Estou velho para viver a bordo! Sério isso?

Recebi uma mensagem de uma pessoa dizendo se achar muito velho para aprender a velejar e morar a bordo com 60 anos de idade. Aliás mensagens desse tipo são comuns.
Catuquei nos meus arquivos e encontrei o Mike, um senhor viúvo de 80 anos que conhecemos em Lumut na Malásia. Ele mora a bordo há 35 anos, na época em um trimarã que aparece no fundo da foto. Super simpátivo, prestativo, brincalhão, que só saia com o bote a remo e pedalava sua bicicleta bem vestido e cheiroso.

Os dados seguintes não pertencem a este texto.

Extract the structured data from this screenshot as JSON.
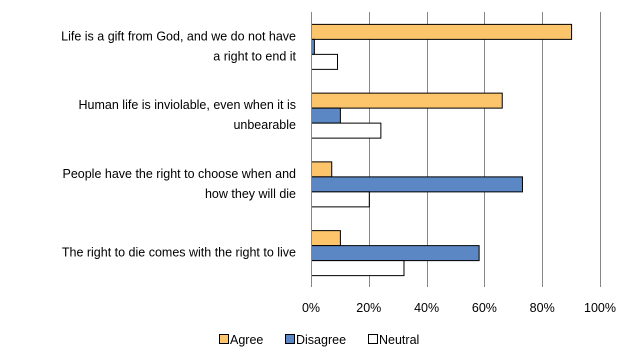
{
  "chart_data": {
    "type": "bar",
    "orientation": "horizontal",
    "categories": [
      [
        "Life is a gift from God, and we do not have",
        "a right to end it"
      ],
      [
        "Human life is inviolable, even when it is",
        "unbearable"
      ],
      [
        "People have the right to choose when and",
        "how they will die"
      ],
      [
        "The right to die comes with the right to live"
      ]
    ],
    "series": [
      {
        "name": "Agree",
        "values": [
          90,
          66,
          7,
          10
        ],
        "color": "#FCC46B"
      },
      {
        "name": "Disagree",
        "values": [
          1,
          10,
          73,
          58
        ],
        "color": "#5B87C5"
      },
      {
        "name": "Neutral",
        "values": [
          9,
          24,
          20,
          32
        ],
        "color": "#FFFFFF"
      }
    ],
    "xlim": [
      0,
      100
    ],
    "xticks": [
      "0%",
      "20%",
      "40%",
      "60%",
      "80%",
      "100%"
    ],
    "grid": true,
    "legend": "bottom"
  }
}
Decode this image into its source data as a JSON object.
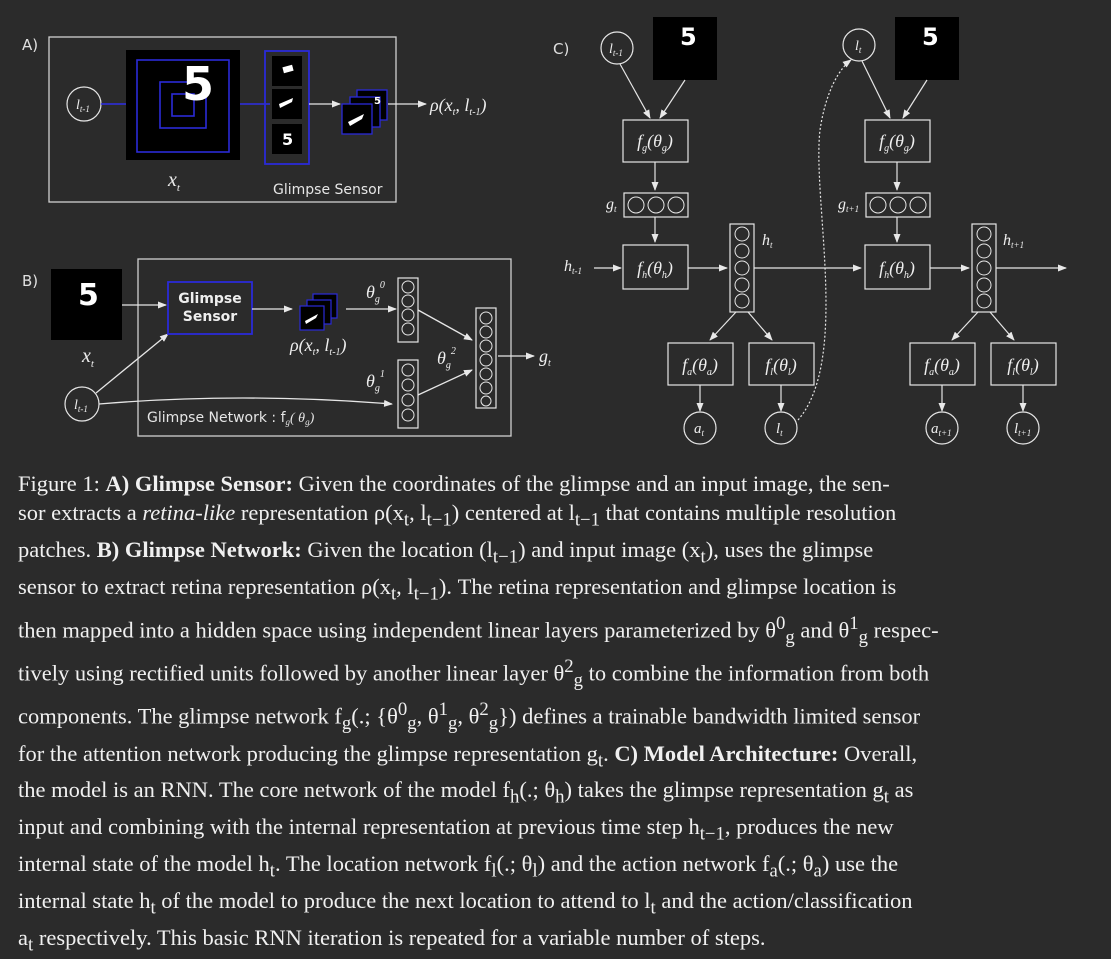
{
  "panels": {
    "a_label": "A)",
    "b_label": "B)",
    "c_label": "C)"
  },
  "sensor": {
    "loc_in": "l",
    "loc_in_sub": "t-1",
    "image_label": "x",
    "image_label_sub": "t",
    "box_title": "Glimpse Sensor",
    "output_label": "ρ(x",
    "output_sub_t": "t",
    "output_mid": ", l",
    "output_sub_t1": "t-1",
    "output_end": ")",
    "digit": "5"
  },
  "network": {
    "image_label": "x",
    "image_label_sub": "t",
    "loc_in": "l",
    "loc_in_sub": "t-1",
    "sensor_line1": "Glimpse",
    "sensor_line2": "Sensor",
    "rho_label": "ρ(x",
    "rho_sub_t": "t",
    "rho_mid": ", l",
    "rho_sub_t1": "t-1",
    "rho_end": ")",
    "theta0": "θ",
    "theta0_sub": "g",
    "theta0_sup": "0",
    "theta1": "θ",
    "theta1_sub": "g",
    "theta1_sup": "1",
    "theta2": "θ",
    "theta2_sub": "g",
    "theta2_sup": "2",
    "output": "g",
    "output_sub": "t",
    "box_title": "Glimpse Network : f",
    "box_title_sub": "g",
    "box_title_arg": "( θ",
    "box_title_arg_sub": "g",
    "box_title_end": ")",
    "digit": "5"
  },
  "architecture": {
    "l_prev": "l",
    "l_prev_sub": "t-1",
    "l_cur": "l",
    "l_cur_sub": "t",
    "fg": "f",
    "fg_sub": "g",
    "fg_arg": "(θ",
    "fg_arg_sub": "g",
    "fg_end": ")",
    "g_t": "g",
    "g_t_sub": "t",
    "g_t1": "g",
    "g_t1_sub": "t+1",
    "h_prev": "h",
    "h_prev_sub": "t-1",
    "fh": "f",
    "fh_sub": "h",
    "fh_arg": "(θ",
    "fh_arg_sub": "h",
    "fh_end": ")",
    "h_t": "h",
    "h_t_sub": "t",
    "h_t1": "h",
    "h_t1_sub": "t+1",
    "fa": "f",
    "fa_sub": "a",
    "fa_arg": "(θ",
    "fa_arg_sub": "a",
    "fa_end": ")",
    "fl": "f",
    "fl_sub": "l",
    "fl_arg": "(θ",
    "fl_arg_sub": "l",
    "fl_end": ")",
    "a_t": "a",
    "a_t_sub": "t",
    "l_out": "l",
    "l_out_sub": "t",
    "a_t1": "a",
    "a_t1_sub": "t+1",
    "l_t1": "l",
    "l_t1_sub": "t+1",
    "digit": "5"
  },
  "caption": {
    "l1a": "Figure 1: ",
    "l1b": "A) Glimpse Sensor:",
    "l1c": " Given the coordinates of the glimpse and an input image, the sen-",
    "l2a": "sor extracts a ",
    "l2b": "retina-like",
    "l2c": " representation ρ(x",
    "l2d": "t",
    "l2e": ", l",
    "l2f": "t−1",
    "l2g": ") centered at l",
    "l2h": "t−1",
    "l2i": " that contains multiple resolution",
    "l3a": "patches. ",
    "l3b": "B) Glimpse Network:",
    "l3c": " Given the location (l",
    "l3d": "t−1",
    "l3e": ") and input image (x",
    "l3f": "t",
    "l3g": "), uses the glimpse",
    "l4a": "sensor to extract retina representation ρ(x",
    "l4b": "t",
    "l4c": ", l",
    "l4d": "t−1",
    "l4e": "). The retina representation and glimpse location is",
    "l5a": "then mapped into a hidden space using independent linear layers parameterized by θ",
    "l5b": "0",
    "l5c": "g",
    "l5d": " and θ",
    "l5e": "1",
    "l5f": "g",
    "l5g": " respec-",
    "l6a": "tively using rectified units followed by another linear layer θ",
    "l6b": "2",
    "l6c": "g",
    "l6d": " to combine the information from both",
    "l7a": "components. The glimpse network f",
    "l7b": "g",
    "l7c": "(.; {θ",
    "l7d": "0",
    "l7e": "g",
    "l7f": ", θ",
    "l7g": "1",
    "l7h": "g",
    "l7i": ", θ",
    "l7j": "2",
    "l7k": "g",
    "l7l": "}) defines a trainable bandwidth limited sensor",
    "l8a": "for the attention network producing the glimpse representation g",
    "l8b": "t",
    "l8c": ". ",
    "l8d": "C) Model Architecture:",
    "l8e": " Overall,",
    "l9a": "the model is an RNN. The core network of the model f",
    "l9b": "h",
    "l9c": "(.; θ",
    "l9d": "h",
    "l9e": ") takes the glimpse representation g",
    "l9f": "t",
    "l9g": " as",
    "l10a": "input and combining with the internal representation at previous time step h",
    "l10b": "t−1",
    "l10c": ", produces the new",
    "l11a": "internal state of the model h",
    "l11b": "t",
    "l11c": ". The location network f",
    "l11d": "l",
    "l11e": "(.; θ",
    "l11f": "l",
    "l11g": ") and the action network f",
    "l11h": "a",
    "l11i": "(.; θ",
    "l11j": "a",
    "l11k": ") use the",
    "l12a": "internal state h",
    "l12b": "t",
    "l12c": " of the model to produce the next location to attend to l",
    "l12d": "t",
    "l12e": " and the action/classification",
    "l13a": "a",
    "l13b": "t",
    "l13c": " respectively. This basic RNN iteration is repeated for a variable number of steps."
  }
}
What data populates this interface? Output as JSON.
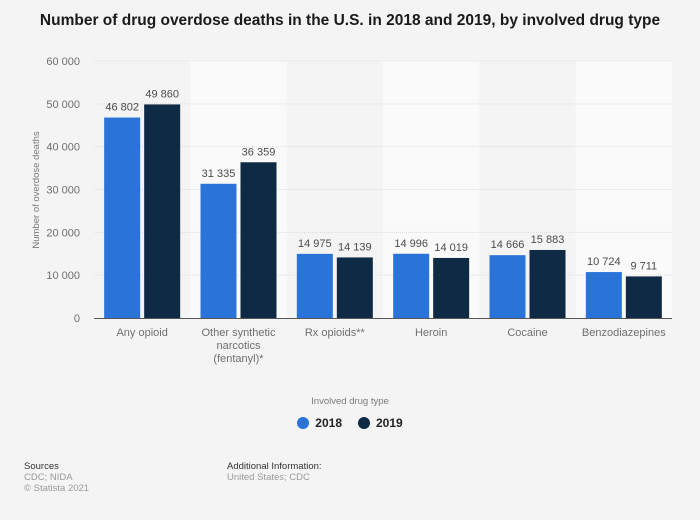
{
  "title": "Number of drug overdose deaths in the U.S. in 2018 and 2019, by involved drug type",
  "colors": {
    "s2018": "#2a74d9",
    "s2019": "#0f2a44",
    "grid": "#dcdcdc",
    "band": "#fafafa",
    "axis": "#555555"
  },
  "chart_data": {
    "type": "bar",
    "title": "Number of drug overdose deaths in the U.S. in 2018 and 2019, by involved drug type",
    "xlabel": "Involved drug type",
    "ylabel": "Number of overdose deaths",
    "ylim": [
      0,
      60000
    ],
    "yticks": [
      0,
      10000,
      20000,
      30000,
      40000,
      50000,
      60000
    ],
    "ytick_labels": [
      "0",
      "10 000",
      "20 000",
      "30 000",
      "40 000",
      "50 000",
      "60 000"
    ],
    "grid": true,
    "legend_position": "bottom-center",
    "categories": [
      [
        "Any opioid"
      ],
      [
        "Other synthetic",
        "narcotics",
        "(fentanyl)*"
      ],
      [
        "Rx opioids**"
      ],
      [
        "Heroin"
      ],
      [
        "Cocaine"
      ],
      [
        "Benzodiazepines"
      ]
    ],
    "series": [
      {
        "name": "2018",
        "values": [
          46802,
          31335,
          14975,
          14996,
          14666,
          10724
        ],
        "labels": [
          "46 802",
          "31 335",
          "14 975",
          "14 996",
          "14 666",
          "10 724"
        ]
      },
      {
        "name": "2019",
        "values": [
          49860,
          36359,
          14139,
          14019,
          15883,
          9711
        ],
        "labels": [
          "49 860",
          "36 359",
          "14 139",
          "14 019",
          "15 883",
          "9 711"
        ]
      }
    ]
  },
  "legend": {
    "item_2018": "2018",
    "item_2019": "2019"
  },
  "footer": {
    "sources_title": "Sources",
    "sources_line1": "CDC; NIDA",
    "sources_line2": "© Statista 2021",
    "additional_title": "Additional Information:",
    "additional_line1": "United States; CDC"
  }
}
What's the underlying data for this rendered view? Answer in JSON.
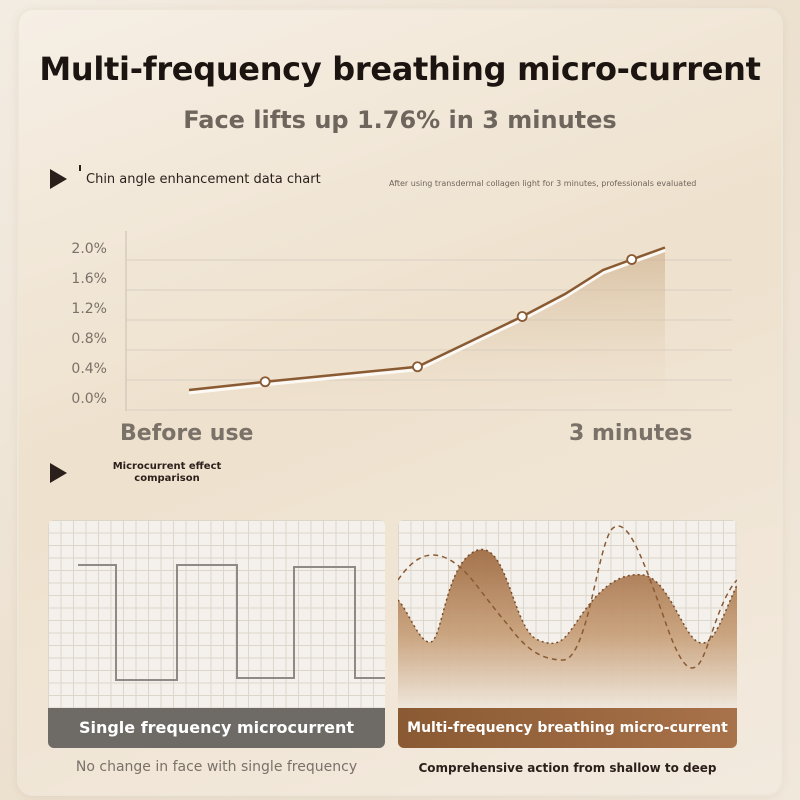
{
  "header": {
    "title": "Multi-frequency breathing micro-current",
    "subtitle": "Face lifts up 1.76% in 3 minutes"
  },
  "section1": {
    "title": "Chin angle enhancement data chart",
    "note": "After using transdermal collagen light for 3 minutes, professionals evaluated",
    "icon": "play-icon"
  },
  "chart_data": {
    "type": "line",
    "title": "Chin angle enhancement data chart",
    "yticks": [
      "2.0%",
      "1.6%",
      "1.2%",
      "0.8%",
      "0.4%",
      "0.0%"
    ],
    "ylim": [
      0,
      2.0
    ],
    "x_start_label": "Before use",
    "x_end_label": "3 minutes",
    "grid": true,
    "series": [
      {
        "x": [
          0,
          0.16,
          0.48,
          0.7,
          0.79,
          0.87,
          0.93,
          1.0
        ],
        "values": [
          0.08,
          0.19,
          0.39,
          1.06,
          1.36,
          1.68,
          1.82,
          1.98
        ],
        "markers": [
          1,
          2,
          3,
          6
        ],
        "color": "#8a5a33"
      }
    ]
  },
  "section2": {
    "title": "Microcurrent effect comparison",
    "icon": "play-icon"
  },
  "panels": {
    "left": {
      "label": "Single frequency microcurrent",
      "caption": "No change in face with single frequency",
      "color": "#8f8a85"
    },
    "right": {
      "label": "Multi-frequency breathing micro-current",
      "caption": "Comprehensive action from shallow to deep",
      "color": "#8a5a33"
    }
  }
}
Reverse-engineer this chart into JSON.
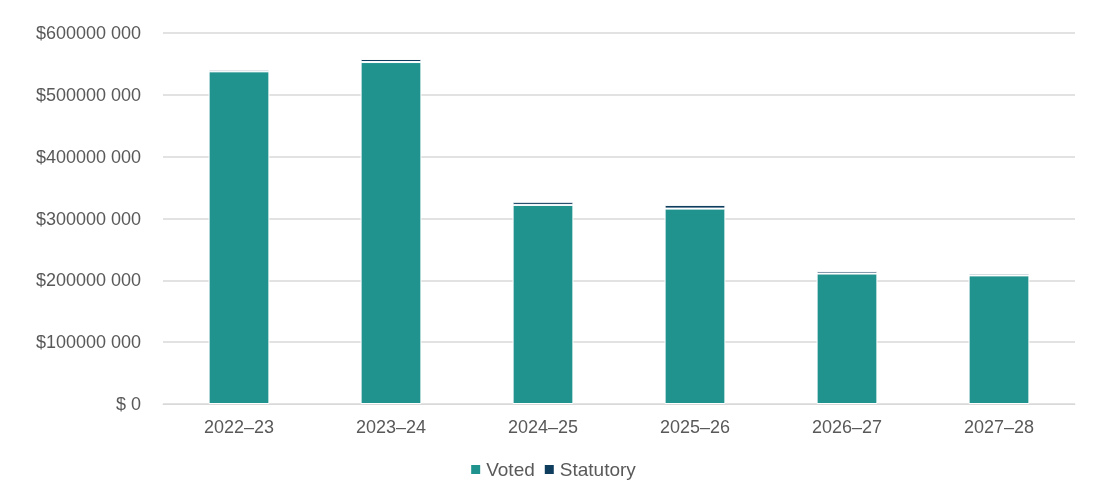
{
  "chart_data": {
    "type": "bar",
    "stacked": true,
    "categories": [
      "2022–23",
      "2023–24",
      "2024–25",
      "2025–26",
      "2026–27",
      "2027–28"
    ],
    "series": [
      {
        "name": "Voted",
        "color": "#20938f",
        "values": [
          538000000,
          553000000,
          322000000,
          316000000,
          211000000,
          208000000
        ]
      },
      {
        "name": "Statutory",
        "color": "#0e3d5e",
        "values": [
          3000000,
          5000000,
          5000000,
          6000000,
          4000000,
          3000000
        ]
      }
    ],
    "ylim": [
      0,
      600000000
    ],
    "yticks": [
      {
        "value": 0,
        "label": "$ 0"
      },
      {
        "value": 100000000,
        "label": "$100000 000"
      },
      {
        "value": 200000000,
        "label": "$200000 000"
      },
      {
        "value": 300000000,
        "label": "$300000 000"
      },
      {
        "value": 400000000,
        "label": "$400000 000"
      },
      {
        "value": 500000000,
        "label": "$500000 000"
      },
      {
        "value": 600000000,
        "label": "$600000 000"
      }
    ],
    "grid": "y",
    "legend": "bottom"
  }
}
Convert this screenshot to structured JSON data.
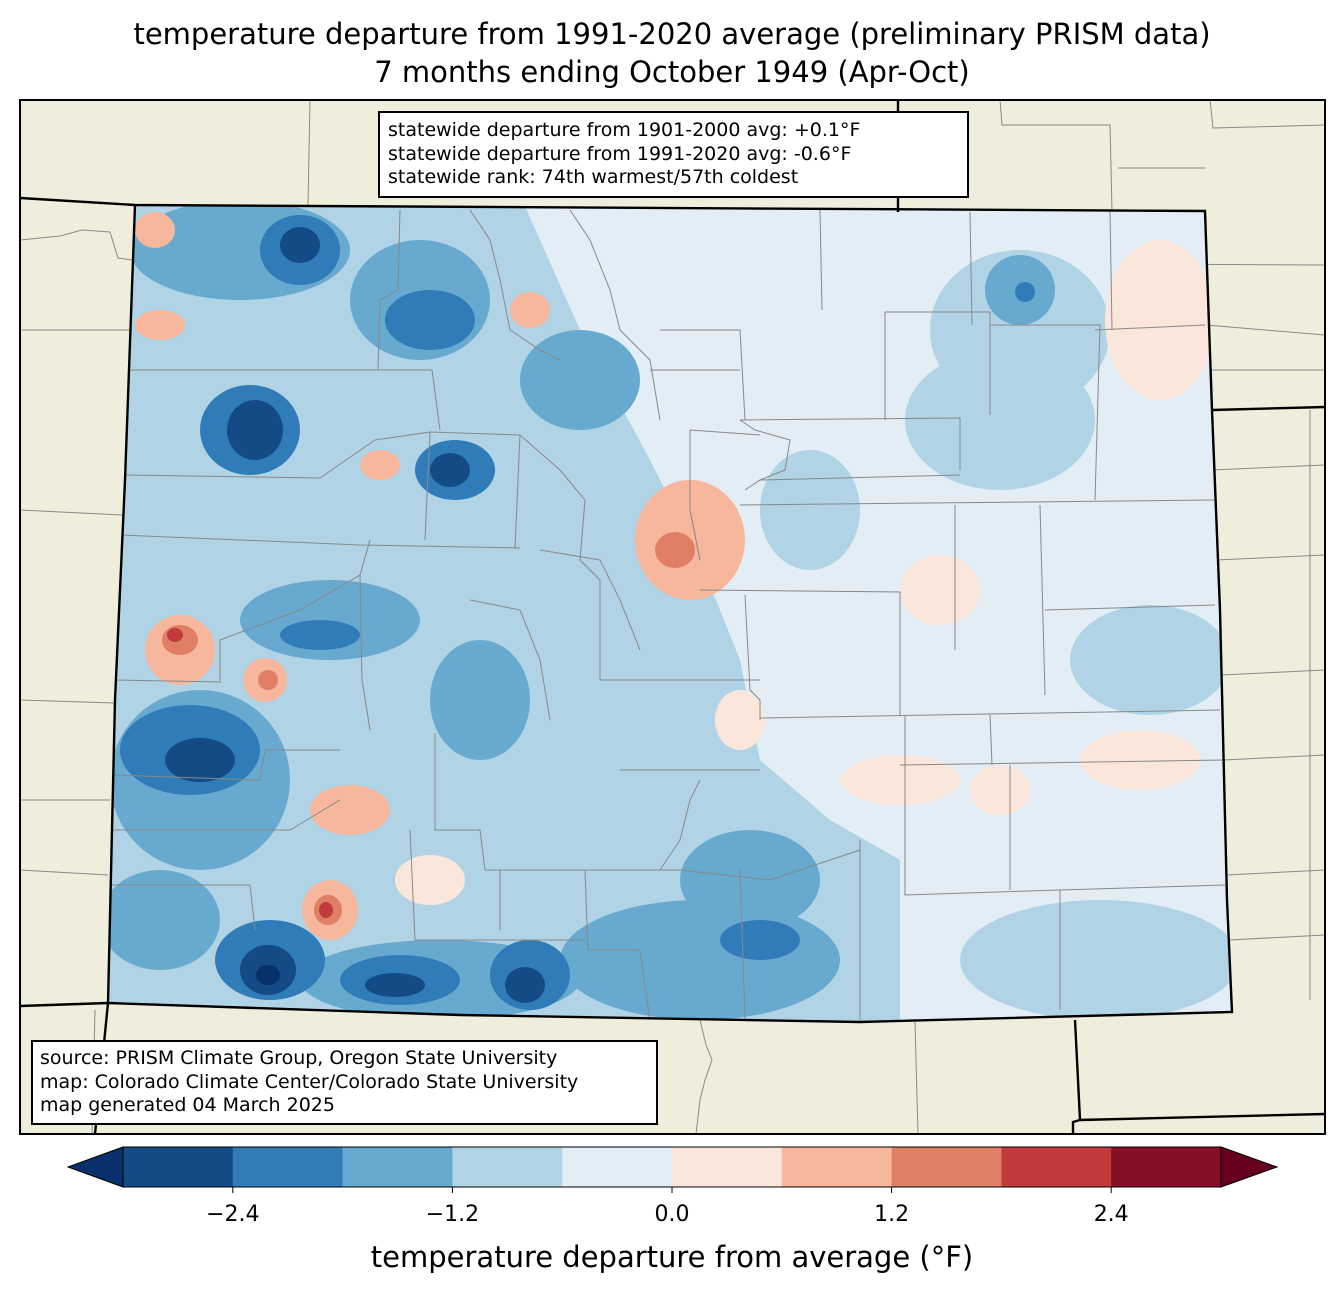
{
  "title": {
    "line1": "temperature departure from 1991-2020 average (preliminary PRISM data)",
    "line2": "7 months ending October 1949 (Apr-Oct)"
  },
  "stats": {
    "line1": "statewide departure from 1901-2000 avg: +0.1°F",
    "line2": "statewide departure from 1991-2020 avg: -0.6°F",
    "line3": "statewide rank: 74th warmest/57th coldest"
  },
  "source": {
    "line1": "source: PRISM Climate Group, Oregon State University",
    "line2": "map: Colorado Climate Center/Colorado State University",
    "line3": "map generated 04 March 2025"
  },
  "colorbar": {
    "label": "temperature departure from average (°F)",
    "ticks": [
      "−2.4",
      "−1.2",
      "0.0",
      "1.2",
      "2.4"
    ],
    "colors": [
      "#08306b",
      "#144b87",
      "#2f7cb9",
      "#67a9cf",
      "#b0d4e6",
      "#e3edf5",
      "#fbe6dc",
      "#f6b79c",
      "#e07e66",
      "#c13a3c",
      "#860f26",
      "#67001f"
    ]
  },
  "map": {
    "background_color": "#efeddc",
    "neighbor_border_color": "#888888",
    "state_border_color": "#000000"
  }
}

Dizia que tentaria se legalizar no país ou iria arranjar uma esposa para se casar e poder ter direito aos excelentes benefícios médicos que o governo da Malásia oferece aos cidadãos.
Pretendente é que não falta! Tenho que  pensar na minha velhice, não é mesmo?! Disse ele sempre sorrindo.

Ou seja, mesmo com 80 anos e o corpo sim, já cansado da idade, sua mente não estava. Sua mente estava jovem, com vontade de viver alegremente!

E você, tem alegria de viver?

Comentários, sugestões e críticas construtivas são bem vindos!
Até semana que vem!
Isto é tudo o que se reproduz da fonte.